Christmas: a time of excess, celebration and overindulgence. A time for eating and drinking, not out of thirst or hunger, but for the sheer pleasure of it all. A time to see a turkey and think, why stop there? Why confine myself to one type of bird, when I can, with some ingenuity or a good butcher, eat three types, five types – hell, even seventeen types, wrapped together in a portmanteau that would make even the staunchest of vegetarians stifle a smile?
Why not a turducken? It looks like a turkey, cooks like a turkey, yet carves like a terrine. A terrine of turkey, duck, the odd bit of herby sausage stuffing, and chicken. The late Cajun chef Paul Prudhomme claimed to have invented it in Louisana in the 1970s, but his authorship seems difficult to countenance when you consider that in eighteenth century France the palace chefs were stuffing seventeen birds into each other as a matter of routine. Chinese chefs often take a variety of birds and form them into one package for grand celebrations. Even us Brits were at it: great multi-bird roasts were the height of fashion amongst Tudor landowners, being edible proof of the wealth of the household and the estate’s thriving game population.
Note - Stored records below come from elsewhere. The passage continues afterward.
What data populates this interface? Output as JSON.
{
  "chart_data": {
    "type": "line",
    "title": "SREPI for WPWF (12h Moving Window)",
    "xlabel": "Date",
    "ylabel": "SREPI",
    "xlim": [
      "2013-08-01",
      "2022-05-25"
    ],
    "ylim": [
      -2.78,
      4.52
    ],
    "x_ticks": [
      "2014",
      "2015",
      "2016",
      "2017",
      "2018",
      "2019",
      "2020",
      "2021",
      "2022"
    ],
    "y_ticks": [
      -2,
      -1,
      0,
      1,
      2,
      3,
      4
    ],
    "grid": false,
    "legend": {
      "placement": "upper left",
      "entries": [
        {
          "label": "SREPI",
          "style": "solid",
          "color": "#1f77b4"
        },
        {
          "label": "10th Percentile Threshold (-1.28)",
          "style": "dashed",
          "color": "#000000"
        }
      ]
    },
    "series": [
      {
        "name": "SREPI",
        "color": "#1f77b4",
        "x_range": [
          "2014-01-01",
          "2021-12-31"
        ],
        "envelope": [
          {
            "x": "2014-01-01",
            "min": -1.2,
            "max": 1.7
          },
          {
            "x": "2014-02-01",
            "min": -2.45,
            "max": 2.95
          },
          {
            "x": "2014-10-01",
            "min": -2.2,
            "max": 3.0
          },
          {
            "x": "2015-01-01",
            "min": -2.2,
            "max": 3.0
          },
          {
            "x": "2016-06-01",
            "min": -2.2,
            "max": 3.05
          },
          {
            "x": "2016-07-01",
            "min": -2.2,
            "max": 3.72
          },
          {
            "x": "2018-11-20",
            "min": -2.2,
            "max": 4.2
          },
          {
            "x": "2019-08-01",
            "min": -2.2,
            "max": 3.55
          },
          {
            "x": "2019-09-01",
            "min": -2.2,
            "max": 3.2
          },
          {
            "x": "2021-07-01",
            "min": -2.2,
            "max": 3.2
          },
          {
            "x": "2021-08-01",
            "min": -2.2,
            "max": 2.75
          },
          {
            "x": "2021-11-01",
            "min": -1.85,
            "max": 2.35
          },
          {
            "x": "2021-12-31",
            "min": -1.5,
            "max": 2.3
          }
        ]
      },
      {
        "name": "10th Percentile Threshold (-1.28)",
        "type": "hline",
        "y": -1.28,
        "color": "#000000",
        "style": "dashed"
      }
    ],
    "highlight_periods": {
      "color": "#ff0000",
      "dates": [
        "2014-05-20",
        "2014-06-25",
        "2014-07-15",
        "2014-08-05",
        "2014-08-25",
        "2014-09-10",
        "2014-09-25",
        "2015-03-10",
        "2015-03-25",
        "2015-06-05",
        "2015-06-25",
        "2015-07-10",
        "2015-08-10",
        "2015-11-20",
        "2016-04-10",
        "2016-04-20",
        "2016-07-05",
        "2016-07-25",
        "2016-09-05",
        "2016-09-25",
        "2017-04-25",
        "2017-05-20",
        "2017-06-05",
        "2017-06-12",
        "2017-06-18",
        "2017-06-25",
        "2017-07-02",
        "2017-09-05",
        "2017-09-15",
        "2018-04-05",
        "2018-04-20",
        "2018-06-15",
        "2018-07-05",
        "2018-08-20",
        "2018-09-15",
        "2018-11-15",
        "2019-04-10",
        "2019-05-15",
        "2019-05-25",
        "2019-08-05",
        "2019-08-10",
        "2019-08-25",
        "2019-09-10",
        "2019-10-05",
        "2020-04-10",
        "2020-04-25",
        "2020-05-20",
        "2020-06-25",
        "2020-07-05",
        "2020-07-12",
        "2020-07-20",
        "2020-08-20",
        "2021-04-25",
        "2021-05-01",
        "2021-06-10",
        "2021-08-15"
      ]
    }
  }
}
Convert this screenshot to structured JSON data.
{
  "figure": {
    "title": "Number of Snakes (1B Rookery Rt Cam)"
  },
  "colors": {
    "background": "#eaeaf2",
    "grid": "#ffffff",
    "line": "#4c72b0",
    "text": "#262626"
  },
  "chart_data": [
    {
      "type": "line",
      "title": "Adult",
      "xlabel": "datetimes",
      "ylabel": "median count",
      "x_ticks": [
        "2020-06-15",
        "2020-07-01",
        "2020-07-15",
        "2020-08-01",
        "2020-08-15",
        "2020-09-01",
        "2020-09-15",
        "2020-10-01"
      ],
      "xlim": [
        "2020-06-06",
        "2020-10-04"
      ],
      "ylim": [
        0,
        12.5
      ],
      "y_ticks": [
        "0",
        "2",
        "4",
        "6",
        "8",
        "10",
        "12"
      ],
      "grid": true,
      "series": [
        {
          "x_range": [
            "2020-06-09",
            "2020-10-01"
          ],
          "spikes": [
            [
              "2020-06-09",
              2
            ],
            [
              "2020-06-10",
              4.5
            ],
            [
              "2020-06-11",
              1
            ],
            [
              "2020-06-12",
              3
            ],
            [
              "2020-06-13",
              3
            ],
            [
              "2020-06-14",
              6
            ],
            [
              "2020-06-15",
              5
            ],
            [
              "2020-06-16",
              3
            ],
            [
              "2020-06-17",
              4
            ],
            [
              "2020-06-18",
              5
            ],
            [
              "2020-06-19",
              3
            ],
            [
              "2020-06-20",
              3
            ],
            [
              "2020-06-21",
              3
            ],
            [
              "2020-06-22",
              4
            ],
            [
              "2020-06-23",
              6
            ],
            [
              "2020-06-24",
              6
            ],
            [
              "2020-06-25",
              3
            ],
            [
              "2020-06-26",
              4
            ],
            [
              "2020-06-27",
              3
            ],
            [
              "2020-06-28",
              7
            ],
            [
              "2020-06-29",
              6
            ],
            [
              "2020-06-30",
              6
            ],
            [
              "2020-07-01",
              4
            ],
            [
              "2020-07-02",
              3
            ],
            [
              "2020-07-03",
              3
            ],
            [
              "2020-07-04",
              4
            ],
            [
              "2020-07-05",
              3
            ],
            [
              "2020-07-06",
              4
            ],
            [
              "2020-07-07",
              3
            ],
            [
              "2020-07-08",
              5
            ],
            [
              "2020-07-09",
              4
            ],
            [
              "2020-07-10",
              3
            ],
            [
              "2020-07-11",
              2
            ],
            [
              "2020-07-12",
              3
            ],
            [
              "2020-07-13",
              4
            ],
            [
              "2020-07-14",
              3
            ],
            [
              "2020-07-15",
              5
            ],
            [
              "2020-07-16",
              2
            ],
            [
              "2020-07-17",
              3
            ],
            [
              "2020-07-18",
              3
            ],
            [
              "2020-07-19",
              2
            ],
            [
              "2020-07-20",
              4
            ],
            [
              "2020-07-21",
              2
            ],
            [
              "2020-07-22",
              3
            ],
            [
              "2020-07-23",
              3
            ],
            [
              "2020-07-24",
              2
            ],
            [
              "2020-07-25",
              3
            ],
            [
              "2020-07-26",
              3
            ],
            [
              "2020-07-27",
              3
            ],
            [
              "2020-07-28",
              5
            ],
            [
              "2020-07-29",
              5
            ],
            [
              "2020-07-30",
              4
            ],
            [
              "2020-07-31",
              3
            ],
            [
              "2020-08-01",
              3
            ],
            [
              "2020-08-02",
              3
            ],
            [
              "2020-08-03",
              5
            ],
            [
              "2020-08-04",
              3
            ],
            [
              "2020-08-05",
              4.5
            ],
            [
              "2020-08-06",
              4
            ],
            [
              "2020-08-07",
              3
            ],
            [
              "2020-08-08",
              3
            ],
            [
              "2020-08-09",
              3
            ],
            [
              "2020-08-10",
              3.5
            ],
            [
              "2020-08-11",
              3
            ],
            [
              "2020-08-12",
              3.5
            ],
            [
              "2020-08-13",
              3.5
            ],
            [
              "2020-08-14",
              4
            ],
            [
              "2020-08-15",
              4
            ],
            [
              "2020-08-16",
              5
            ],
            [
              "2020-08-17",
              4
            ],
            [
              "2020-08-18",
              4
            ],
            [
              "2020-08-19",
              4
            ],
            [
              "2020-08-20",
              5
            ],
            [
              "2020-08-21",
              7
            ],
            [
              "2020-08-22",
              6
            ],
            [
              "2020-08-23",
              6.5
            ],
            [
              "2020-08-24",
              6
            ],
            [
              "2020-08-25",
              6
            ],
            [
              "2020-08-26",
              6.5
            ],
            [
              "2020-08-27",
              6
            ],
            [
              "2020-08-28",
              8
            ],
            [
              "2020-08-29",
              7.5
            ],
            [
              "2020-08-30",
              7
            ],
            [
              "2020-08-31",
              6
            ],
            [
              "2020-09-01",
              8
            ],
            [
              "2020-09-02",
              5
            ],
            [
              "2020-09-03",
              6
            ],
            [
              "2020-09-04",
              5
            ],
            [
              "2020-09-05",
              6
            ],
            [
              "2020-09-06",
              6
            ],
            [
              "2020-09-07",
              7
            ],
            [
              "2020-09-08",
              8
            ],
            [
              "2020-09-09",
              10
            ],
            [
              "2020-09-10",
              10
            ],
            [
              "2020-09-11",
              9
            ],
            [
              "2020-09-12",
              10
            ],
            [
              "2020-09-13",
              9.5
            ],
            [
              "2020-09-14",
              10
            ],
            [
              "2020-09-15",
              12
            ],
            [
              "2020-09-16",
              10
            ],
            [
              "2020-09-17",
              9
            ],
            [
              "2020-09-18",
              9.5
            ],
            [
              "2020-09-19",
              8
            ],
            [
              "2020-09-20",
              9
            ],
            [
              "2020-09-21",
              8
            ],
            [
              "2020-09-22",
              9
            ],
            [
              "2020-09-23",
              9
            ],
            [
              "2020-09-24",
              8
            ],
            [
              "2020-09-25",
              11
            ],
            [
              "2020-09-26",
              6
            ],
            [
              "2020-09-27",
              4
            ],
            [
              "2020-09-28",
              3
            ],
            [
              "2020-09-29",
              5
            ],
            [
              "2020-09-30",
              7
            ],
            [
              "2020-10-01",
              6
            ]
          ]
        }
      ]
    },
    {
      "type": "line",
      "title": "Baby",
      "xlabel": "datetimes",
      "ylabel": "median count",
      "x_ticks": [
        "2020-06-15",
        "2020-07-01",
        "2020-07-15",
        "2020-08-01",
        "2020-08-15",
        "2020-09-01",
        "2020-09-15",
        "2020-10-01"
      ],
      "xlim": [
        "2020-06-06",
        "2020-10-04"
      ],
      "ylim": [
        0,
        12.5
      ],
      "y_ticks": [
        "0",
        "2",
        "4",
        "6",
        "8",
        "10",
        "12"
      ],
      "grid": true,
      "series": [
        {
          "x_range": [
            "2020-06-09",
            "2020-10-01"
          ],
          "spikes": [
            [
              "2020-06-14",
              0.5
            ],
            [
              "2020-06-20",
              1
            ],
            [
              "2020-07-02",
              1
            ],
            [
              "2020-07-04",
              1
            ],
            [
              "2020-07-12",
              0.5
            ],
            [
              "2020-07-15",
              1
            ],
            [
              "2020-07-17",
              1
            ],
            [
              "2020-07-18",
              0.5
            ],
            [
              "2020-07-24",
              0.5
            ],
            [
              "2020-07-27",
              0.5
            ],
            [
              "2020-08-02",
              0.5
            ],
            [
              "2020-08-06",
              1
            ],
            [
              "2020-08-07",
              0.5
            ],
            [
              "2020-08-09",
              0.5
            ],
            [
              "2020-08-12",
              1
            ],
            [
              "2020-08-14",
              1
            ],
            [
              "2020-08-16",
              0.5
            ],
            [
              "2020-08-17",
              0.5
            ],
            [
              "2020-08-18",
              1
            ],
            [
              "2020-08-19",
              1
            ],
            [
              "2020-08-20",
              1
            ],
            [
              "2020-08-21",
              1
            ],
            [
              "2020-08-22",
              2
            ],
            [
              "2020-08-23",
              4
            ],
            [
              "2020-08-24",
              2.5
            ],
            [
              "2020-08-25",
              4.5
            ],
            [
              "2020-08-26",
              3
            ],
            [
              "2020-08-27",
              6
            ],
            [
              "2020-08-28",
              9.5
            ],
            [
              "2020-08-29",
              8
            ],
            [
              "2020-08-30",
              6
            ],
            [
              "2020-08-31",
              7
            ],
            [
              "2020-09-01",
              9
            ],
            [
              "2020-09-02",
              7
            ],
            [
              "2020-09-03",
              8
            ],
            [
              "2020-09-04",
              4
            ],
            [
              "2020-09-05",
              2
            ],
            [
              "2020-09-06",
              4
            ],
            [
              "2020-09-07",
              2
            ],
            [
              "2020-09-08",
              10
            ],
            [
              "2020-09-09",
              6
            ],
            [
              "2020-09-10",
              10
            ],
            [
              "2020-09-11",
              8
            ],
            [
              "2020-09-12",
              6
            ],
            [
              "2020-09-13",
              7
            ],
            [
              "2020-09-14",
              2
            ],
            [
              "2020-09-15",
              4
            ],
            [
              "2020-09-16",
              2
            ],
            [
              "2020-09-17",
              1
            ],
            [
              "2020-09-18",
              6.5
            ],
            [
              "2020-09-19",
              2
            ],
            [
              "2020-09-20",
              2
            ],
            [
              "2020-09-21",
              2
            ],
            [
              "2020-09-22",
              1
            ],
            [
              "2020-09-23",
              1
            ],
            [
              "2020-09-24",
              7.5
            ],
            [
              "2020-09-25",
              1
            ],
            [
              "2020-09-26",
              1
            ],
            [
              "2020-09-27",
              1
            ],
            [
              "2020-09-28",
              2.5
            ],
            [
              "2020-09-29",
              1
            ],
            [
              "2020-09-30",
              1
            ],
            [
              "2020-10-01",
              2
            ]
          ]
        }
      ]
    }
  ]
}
The three or four bird roast made a regular appearance at the Victorian Christmas table – Queen Victoria was said to have been a fan – whilst in fifteenth century we were stitching the head and upper torso of a pig and rooster together to create the franken-feast that is the cockentrice.
What these dishes have in common – besides all being examples of engastration, the practice of stuffing and cooking one animal inside another – is that they’re feast dishes. They’re expensive – anything from £80 to almost £200 depending on the birds’ size and number – and incredibly time consuming, taking at least forty-five minutes simply to debone and assemble. Perhaps that explains their recent return to popularity: as public interest in food, cooking and mammoth creations like those on Bake Off and MasterChef increases, the art of stuffing a chicken into a duck into a turkey or goose has taken on the aura of an ultimate feat.A proper turducken cannot be mass-produced; those seeking to buy a one ‘ready made’ will need to seek out a high-quality and highly skilled butchers, whose carcasses invariably come from organic, free-range sources. Those looking to make one themselves will need eight hours and a finger or two to spare (deboning injuries are not uncommon) along with a detailed recipe.
For butchers and farmers the three, four, ten or fifteen bird roast is a way of adding value to their stock – something Claire Symington of Seldom Seen Farm found in the early 1990s. She’s been credited with reviving the dish in Britain, together with television chefs like Antony Worrall Thompson and Hugh Fearnley-Whittingstall, who famously cooked a ten bird roast for his River Cottage Medieval Christmas Banquet. For the dinner host, they are a showstopper on a scale many could only dream of, whilst for the foodies, they provide a flavour profile to which a simple goose or turkey could never come close.